Holidaymakers’ tendency to shun regional bloodbaths shouldn’t come as a surprise, because tourist destinations are highly substitutable. In 1995, people wanting to experience coastal resorts, bustling cities and a glimpse of the historic cultures of the eastern Mediterranean spent about 50 percent more money in Egypt than in Turkey, according to World Bank data. Terrorist attacks reversed that pattern: By 2014, Turkey’s tourist receipts were 57 percent higher.
Duterte’s government, and some local tourism operators, appear to hope that the anti-drug campaign will encourage tourists who fear criminality. Evidence suggests otherwise, because holidaymakers are highly sensitive to a country’s public image. A substantial increase in human rights violations deals an even bigger blow to tourism than terrorism or general violence, according to a 2004 paper by London School of Economics and Political Science professor Eric Neumayer, causing visitor numbers to fall 32 percent.
Workers sitting at their desks dreaming of dropping out of the rat race for a few weeks tend to let their thoughts drift to palm-fringed islands and white-sand beaches. They’d like to think of tropical fish darting between coral pinnacles on a snorkeling trip, rather than the specimens Duterte boasts will grow fat on the bodies of drug dealers dumped in Manila Bay.
Even setting aside the tragedy of those slain in Duterte’s anti-drugs campaign, it’s an own goal for the Philippines economy. Tourism receipts between January and July totaled 148.6 billion pesos ($3.1 billion), making the sector a bigger export earner than any merchandise product barring semiconductors.

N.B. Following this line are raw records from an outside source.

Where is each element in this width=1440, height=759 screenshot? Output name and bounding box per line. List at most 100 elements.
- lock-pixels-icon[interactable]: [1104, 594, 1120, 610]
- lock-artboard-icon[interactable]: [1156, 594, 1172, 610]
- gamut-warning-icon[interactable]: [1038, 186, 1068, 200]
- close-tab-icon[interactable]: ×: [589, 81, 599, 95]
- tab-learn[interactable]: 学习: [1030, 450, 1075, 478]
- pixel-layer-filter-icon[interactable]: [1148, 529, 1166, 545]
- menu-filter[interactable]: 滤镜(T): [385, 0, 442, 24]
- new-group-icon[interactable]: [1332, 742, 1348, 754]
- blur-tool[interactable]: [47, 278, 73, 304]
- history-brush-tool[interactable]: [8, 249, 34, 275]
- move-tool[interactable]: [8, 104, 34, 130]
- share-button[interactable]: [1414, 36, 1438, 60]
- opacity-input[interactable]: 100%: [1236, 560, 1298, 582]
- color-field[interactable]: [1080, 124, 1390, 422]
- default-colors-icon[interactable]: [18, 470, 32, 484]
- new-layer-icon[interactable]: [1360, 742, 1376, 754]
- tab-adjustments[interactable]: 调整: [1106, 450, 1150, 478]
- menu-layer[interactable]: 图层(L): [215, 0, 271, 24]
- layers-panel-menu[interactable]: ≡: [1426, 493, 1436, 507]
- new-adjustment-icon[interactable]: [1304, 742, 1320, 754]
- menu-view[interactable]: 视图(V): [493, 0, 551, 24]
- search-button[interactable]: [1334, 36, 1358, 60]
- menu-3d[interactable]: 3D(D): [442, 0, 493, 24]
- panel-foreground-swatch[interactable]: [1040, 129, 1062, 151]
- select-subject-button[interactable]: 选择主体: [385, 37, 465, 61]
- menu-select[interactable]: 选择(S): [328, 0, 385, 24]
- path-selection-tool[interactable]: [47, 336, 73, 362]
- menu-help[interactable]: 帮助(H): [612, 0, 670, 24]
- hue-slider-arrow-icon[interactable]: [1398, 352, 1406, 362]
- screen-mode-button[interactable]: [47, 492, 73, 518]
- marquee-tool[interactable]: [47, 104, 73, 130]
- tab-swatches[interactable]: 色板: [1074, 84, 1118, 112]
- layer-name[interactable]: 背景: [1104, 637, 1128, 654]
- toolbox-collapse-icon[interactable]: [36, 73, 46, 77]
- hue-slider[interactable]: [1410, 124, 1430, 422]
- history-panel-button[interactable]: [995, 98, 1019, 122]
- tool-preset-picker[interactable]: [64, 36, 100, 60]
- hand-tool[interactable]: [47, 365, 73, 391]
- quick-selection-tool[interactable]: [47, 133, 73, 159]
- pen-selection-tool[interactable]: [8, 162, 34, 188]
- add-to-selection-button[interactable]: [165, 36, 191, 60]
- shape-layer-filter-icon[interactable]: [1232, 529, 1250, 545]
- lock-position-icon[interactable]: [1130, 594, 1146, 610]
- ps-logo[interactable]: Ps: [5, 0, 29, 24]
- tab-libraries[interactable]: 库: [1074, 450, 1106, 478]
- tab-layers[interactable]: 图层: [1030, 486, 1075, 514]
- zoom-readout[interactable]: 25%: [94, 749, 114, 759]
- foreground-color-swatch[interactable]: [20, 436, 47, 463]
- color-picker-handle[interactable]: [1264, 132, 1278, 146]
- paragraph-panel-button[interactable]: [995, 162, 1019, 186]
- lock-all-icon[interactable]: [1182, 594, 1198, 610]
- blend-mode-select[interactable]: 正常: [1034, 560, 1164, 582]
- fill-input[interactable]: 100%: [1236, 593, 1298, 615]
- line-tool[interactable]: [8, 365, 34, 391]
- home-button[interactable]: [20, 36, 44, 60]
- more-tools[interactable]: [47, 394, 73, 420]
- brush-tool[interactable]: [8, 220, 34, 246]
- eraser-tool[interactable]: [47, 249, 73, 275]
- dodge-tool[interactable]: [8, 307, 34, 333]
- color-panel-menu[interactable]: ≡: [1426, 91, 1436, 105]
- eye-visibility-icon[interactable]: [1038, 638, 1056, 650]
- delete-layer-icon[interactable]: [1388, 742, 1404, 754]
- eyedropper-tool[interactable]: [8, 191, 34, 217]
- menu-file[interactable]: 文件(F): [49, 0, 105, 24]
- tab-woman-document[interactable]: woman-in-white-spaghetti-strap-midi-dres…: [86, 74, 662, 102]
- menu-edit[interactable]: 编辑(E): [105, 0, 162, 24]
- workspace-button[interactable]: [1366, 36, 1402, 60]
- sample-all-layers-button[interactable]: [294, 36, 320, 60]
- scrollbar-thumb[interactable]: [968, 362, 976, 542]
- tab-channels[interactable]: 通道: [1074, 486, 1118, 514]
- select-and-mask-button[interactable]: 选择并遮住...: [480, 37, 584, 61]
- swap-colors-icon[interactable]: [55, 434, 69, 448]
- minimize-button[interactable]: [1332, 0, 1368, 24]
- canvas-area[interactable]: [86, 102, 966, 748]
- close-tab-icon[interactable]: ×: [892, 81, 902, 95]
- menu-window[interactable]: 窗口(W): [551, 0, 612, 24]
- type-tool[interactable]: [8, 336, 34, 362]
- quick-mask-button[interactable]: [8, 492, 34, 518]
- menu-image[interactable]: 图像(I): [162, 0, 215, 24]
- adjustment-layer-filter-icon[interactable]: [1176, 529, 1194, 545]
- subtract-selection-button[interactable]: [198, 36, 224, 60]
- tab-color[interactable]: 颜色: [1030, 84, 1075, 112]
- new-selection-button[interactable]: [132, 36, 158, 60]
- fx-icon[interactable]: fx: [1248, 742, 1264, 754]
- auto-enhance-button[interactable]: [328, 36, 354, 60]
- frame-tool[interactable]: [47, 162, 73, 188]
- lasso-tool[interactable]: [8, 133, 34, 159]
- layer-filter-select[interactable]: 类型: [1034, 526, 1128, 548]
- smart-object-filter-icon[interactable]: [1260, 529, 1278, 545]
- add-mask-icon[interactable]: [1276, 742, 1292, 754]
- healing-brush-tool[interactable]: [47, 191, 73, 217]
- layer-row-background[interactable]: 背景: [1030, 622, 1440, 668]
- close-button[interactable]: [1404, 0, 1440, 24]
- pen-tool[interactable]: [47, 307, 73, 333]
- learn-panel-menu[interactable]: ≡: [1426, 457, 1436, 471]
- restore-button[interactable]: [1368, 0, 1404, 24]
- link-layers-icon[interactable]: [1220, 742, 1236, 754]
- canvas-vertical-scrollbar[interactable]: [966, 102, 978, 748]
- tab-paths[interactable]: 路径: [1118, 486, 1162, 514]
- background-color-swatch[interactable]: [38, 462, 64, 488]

The Philippines has long trailed Thailand, Malaysia, and Singapore in terms of tourist arrivals, despite a splendid endowment of natural wonders and the highest level of English fluency in East Asia. Now, it’s fighting outright relegation, with former fringe destinations such as Myanmar, Cambodia, and Laos threatening to overtake.
The one bit of good news for Duterte is that visitor arrivals tend to bounce back rapidly after government-sanctioned bloodletting ends, according to Neumayer’s study. The bad news, for both tourist operators and the victims of his crusade, is that he’s vowed to continue the campaign “until the last day of my term.” That isn’t until 2022.
Note: This column does not necessarily reflect the opinion of Bloomberg LP and its owners.